A Mathematics program is included
In 2002 a program in mathematics (International Programme in Mathematical Sciences, IPMS) was included, after a recommendation in an evaluation of ISP by Sida.
The start-up of the program was preceded by an investigation of the situation for mathematics in Africa south of the Sahara, which was disseminated at a workshop in Arusha, Tanzania in November 2001.
From a fellowship program to a project program
In the late 1960s ISP functioned as a fellowship programme, bringing staff members from universities in low-income countries to Sweden for 10 months training periods.
ISP envisioned that the fellowship recipients would return home and use their newly gained skills and knowledge after the fellowship ended. This was however seldom realized because of the problems encountered at the less equipped environments at the home institutions. It was therefore recognised early on that the context for building capacity for research was missing and that provision of fellowships alone was not the best approach.
At the closing ceremony of the Physics Seminar (which is the name ISP had in the beginning) on 28th of June 1967 the Director Torsten Lindqvist presented a plan of action that was the seed idea of the sandwich model:
- Long-term collaboration between ISP and research groups in the same field. Staff members and students taking turns going back and forth between the host and the home institution for research training.
- Support to improve the local research environment.
During the 1980's the Sandwich model was fully implemented at ISP.
Today support is given to research groups and networks with a focus on low-income and lower-middle income countries.
Read more about ISP´s history in the first chapter of the publication “International Science Programme, Uppsala University 1961-2001. Historical review and Participants Experiences”.
The sandwich model
Throughout the years ISP has had many prominent guests.
The president of the United Republic of Tanzania, H E Julius Nyerere, discussing with Nobel Laureate Professor Kai Siegbahn (middle) and Dr Torsten Lindqvist when visiting the Seminar in 1963. Dr Lindqvist was the Director of ISP during the periods 1960-1969 and 1979-1980 (Photo: Einar Söderberg).t
Another famous person is H E Dr Mohamed Gharib Bilal, Vice President of Tanzania 2010-2015. He visited ISP´s 50th Anniversary in 2011. Dr Bilal was earlier Head of Dept of Physics at University of Dar es Salaam. He was a member of the ISP Board 2016-2021.
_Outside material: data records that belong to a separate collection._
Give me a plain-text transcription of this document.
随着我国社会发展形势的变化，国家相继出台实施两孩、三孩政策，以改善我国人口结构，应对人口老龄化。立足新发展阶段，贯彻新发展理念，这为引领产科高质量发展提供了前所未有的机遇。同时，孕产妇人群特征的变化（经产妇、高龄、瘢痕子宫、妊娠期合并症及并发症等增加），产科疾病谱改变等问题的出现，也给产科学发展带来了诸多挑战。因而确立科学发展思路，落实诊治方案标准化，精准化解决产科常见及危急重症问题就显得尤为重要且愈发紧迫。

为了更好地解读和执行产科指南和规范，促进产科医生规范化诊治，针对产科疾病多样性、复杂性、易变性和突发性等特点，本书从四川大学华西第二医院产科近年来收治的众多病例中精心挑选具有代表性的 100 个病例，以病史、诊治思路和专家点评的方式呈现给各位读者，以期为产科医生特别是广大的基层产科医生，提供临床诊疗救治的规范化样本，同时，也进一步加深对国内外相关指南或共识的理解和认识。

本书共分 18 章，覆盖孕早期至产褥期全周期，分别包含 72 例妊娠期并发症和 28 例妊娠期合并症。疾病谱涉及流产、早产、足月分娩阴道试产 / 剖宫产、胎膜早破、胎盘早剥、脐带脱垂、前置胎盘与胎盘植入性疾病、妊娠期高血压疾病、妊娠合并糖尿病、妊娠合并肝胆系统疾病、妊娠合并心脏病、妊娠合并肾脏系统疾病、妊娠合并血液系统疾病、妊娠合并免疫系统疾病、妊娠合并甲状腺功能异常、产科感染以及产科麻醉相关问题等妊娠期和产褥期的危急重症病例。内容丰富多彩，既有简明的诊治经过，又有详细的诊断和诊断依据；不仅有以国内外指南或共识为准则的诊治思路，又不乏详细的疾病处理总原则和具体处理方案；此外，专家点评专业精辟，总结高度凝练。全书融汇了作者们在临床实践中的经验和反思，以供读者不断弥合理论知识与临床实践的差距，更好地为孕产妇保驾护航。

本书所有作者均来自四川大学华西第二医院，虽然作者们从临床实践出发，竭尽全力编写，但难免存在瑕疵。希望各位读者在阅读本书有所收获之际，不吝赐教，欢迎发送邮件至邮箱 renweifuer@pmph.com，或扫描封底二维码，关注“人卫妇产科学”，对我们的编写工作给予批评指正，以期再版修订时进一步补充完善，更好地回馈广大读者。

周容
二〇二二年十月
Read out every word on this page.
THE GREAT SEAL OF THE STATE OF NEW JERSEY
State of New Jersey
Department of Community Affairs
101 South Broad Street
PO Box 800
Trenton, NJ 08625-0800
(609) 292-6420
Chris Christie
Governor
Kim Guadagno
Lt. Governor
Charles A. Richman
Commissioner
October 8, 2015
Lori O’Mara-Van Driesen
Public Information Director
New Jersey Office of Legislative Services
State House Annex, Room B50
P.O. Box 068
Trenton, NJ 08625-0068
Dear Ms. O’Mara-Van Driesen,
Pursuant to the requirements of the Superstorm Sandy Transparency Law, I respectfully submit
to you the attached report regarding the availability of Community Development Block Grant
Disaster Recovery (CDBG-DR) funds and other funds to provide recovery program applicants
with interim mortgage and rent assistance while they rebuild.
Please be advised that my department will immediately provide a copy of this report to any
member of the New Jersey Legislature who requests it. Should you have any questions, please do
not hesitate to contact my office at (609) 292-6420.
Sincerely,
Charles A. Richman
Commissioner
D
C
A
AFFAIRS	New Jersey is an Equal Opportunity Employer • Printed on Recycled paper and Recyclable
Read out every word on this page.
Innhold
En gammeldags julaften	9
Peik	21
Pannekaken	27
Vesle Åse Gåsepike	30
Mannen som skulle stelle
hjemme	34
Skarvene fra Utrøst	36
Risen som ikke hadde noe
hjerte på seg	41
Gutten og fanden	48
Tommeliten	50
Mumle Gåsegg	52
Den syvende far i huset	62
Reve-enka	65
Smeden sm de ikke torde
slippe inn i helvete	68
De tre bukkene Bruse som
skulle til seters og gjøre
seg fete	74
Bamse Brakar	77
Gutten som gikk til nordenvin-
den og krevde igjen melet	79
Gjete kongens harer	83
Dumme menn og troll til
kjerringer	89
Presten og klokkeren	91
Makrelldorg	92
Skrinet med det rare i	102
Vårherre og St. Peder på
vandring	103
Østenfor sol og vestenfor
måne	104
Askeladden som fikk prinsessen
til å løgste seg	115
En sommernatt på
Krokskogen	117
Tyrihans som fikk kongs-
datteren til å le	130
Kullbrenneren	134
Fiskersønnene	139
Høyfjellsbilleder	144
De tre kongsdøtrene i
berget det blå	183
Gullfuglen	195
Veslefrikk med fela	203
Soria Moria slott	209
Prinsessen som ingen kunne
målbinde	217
In the picture H E Dr Bilal and Prof Romain Murenzi greet each other before the opening of the anniversary. In the background Prof C.N.R. Rao (left) and Prof Mohamed Hassan (right).
- Prof Murenzi from Rwanda was a member of the ISP Board 2013-2015.
- Prof Hassan from Sudan was an ISP Board member until 2016. He is today the President of TWAS.
- Prof Rao from India is the former Director of Indian Institute of Science (1984-1994) which ISP has send student to. Prof Rao was conferred Uppsala University Honorary Doctor in 2000.
Another famous guest is H E Prof Ameenah Gurib Fakim, President of the Republic of Mauritius 2015-2018. She visited ISP during the SANORD Conference in Uppsala 2016. She was an ISP Reference Group Member 2010-2015. Today she serves as an ISP Board Member (after HE Prof Bilal).
In the picture Prof Gurib Fakim waits for the conference to begin together with Mr Tord Magnusson (to the right), Consul General for Mauritius in Sweden.
ISP has been in operation for 60 years, developing from a pure fellowship programme into a programme supporting the building of research teams and networks. This development has been a more or less continuous process. Already during the 60’s, the need to assist in building research teams and to provide opportunities for research at the parent institution was emphasized.
Former director Lennart Hasselgren with Sri Lankan researchers in 1984.
Experiences gained (continued)
The experiences gained over the years have resulted in a mode of operation that includes:
- Support to building research teams and to networks working within institutional frames.
- No individual support, but recognition of the importance of key people to form research groups and the importance of good supervisors for the MSc and PhD programmes supported.
- Long-term cooperation on projects proposed by the developing countries.
- Detailed plans for each cooperation keeping in mind that research is dynamic and therefore must be allowed flexibility.
- Performing continuous monitoring and evaluation of the supported activities.
- Working as much as possible on conditions specified by the developing countries.
- Trying to achieve as good background information as possible, not only in individual countries but of whole regions.
- Concentrating the support on strengthening of the local scientific environment through support of equipment, spares, consumables, periodicals, workshops, conferences, training, etc.
- Support is tailor-made for every individual project according to the proposals.
- Training not only of scientists but also of technicians.
- PhD training on a sandwich basis with degrees given by the parent university whenever possible. This is also the case when MSc programmes cannot be performed entirely at home.
- Finding the most suitable cooperation partner as defined in the project proposed. In the North – South cooperation this means in the Nordic countries mainly and in the South-South cooperation partners in the region.
- Taking an active part in the scientific discussions in all phases of a project, i.e. not only administering but participating.
- Be responsible for all administrative matters related to the project support but transferring as much of the responsibility as possible to the developing countries themselves.
- Be responsible for social matters related to fellowships, especially for the students' stay in Sweden.
The ISP is thus a flexible organisation that can easily adapt to different conditions and environments, avoiding bureaucracy and working with scientists as directly as possible. The main part of the support goes to capacity building within the basic sciences, which means support to university based research teams. Being a university organisation confers many advantages on ISP, including recognition by developing country university leadership and being non political. Further, it has never been difficult to find suitable cooperation partners neither in the North nor in the South.